Don was then in his nineties, with macular degeneration taking nearly all of his sight.  When I asked about the envelope on my next visit, he said, with anguish, that he had thrown it away by mistake as he was culling old papers.  He had thought to toss something unimportant, but he misread the label and tossed the “Mike” file.

Disappointed, but philosophical, I reverted to my assumptions about the necessity of archival research.  I knew I could rebuild the public chapter of Mike’s story, at least.  And then, at the beginning of 2011, we moved my father from Denver to Salt Lake City, to live near us as he approached 95.  We cleaned out his filing cabinet, and there it was, the envelope marked with my mother’s block letters, “MIKE.”   The file had nine lives, and my father hadn’t jettisoned it after all.

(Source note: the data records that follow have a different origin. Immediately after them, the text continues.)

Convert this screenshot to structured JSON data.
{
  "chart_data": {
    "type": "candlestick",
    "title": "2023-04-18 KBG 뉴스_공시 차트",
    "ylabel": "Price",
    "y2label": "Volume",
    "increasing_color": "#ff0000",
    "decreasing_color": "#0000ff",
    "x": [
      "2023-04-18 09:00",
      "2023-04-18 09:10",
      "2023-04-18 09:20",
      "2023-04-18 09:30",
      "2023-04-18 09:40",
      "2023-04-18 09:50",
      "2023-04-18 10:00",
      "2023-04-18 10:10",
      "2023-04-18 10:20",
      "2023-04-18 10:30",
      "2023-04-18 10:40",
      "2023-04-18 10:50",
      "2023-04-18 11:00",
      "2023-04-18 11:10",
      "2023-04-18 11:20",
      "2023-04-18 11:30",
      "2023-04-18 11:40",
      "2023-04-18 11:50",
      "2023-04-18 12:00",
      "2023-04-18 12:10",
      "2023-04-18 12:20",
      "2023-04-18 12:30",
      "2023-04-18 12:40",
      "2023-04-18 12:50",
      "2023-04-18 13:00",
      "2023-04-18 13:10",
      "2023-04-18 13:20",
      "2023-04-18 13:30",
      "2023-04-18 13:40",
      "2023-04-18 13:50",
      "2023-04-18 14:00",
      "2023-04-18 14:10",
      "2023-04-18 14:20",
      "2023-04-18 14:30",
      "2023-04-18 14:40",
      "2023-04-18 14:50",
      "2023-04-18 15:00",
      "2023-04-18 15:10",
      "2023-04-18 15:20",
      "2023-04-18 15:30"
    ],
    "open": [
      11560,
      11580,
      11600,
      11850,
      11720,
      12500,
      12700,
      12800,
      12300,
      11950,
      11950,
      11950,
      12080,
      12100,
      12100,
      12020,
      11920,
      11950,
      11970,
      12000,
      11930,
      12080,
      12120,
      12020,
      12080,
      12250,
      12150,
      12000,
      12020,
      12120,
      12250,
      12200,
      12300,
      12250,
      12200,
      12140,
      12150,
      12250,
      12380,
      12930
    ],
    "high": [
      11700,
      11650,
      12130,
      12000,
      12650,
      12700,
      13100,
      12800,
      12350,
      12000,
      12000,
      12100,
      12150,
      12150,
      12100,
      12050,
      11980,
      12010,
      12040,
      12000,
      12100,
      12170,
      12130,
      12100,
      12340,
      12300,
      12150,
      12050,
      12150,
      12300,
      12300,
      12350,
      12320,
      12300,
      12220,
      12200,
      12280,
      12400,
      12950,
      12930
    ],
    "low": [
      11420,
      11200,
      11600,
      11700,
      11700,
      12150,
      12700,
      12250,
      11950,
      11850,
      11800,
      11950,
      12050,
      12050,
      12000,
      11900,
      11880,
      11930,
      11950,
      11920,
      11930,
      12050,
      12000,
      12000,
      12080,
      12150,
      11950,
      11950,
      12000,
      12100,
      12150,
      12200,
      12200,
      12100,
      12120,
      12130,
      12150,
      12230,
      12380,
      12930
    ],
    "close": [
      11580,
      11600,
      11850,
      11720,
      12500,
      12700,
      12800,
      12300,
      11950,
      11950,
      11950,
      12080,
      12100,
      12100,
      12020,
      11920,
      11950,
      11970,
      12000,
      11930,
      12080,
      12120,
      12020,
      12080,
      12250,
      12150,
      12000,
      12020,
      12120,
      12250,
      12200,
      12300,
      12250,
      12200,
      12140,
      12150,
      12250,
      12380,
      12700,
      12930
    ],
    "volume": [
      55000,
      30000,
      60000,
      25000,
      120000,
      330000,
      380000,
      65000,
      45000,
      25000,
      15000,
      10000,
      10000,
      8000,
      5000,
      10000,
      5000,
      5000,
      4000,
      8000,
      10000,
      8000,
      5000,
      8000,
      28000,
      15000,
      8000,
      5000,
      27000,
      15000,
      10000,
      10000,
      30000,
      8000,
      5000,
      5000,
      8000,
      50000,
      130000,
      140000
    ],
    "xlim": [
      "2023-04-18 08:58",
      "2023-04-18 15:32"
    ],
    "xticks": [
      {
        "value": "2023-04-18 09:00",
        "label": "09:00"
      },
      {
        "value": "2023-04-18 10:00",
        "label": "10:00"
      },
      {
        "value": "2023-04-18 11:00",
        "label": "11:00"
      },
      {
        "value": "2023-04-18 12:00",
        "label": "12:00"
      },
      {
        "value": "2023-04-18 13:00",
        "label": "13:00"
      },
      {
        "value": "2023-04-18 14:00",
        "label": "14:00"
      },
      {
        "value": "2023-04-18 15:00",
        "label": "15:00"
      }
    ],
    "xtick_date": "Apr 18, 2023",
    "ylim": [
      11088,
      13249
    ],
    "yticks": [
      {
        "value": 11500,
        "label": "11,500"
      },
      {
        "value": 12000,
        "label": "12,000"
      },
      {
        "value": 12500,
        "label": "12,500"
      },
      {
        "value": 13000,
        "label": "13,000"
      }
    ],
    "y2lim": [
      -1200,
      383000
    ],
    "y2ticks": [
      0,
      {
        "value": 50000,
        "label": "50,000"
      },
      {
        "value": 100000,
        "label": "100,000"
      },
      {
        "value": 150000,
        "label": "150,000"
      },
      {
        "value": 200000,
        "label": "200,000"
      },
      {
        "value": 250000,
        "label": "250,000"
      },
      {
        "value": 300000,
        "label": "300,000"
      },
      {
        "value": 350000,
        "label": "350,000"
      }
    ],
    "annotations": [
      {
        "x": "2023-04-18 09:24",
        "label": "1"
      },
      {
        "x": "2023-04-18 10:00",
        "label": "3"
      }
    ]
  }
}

Don lived only a few more weeks.  I left his papers in boxes for months.  When I unpacked them, there was the clasped manila envelope again, all that remains of Mike’s stories, along with a scatter of photos in our family albums.

The envelope feels incendiary.  It’s taken me a year to open it.  But, now, I do so.  Finally, I’m ready to grapple with Mike’s life and death and to follow the story of my mother and her lost son wherever the details lead, further and further into the dark recesses of my family—and behind the doors I’ve barricaded in myself.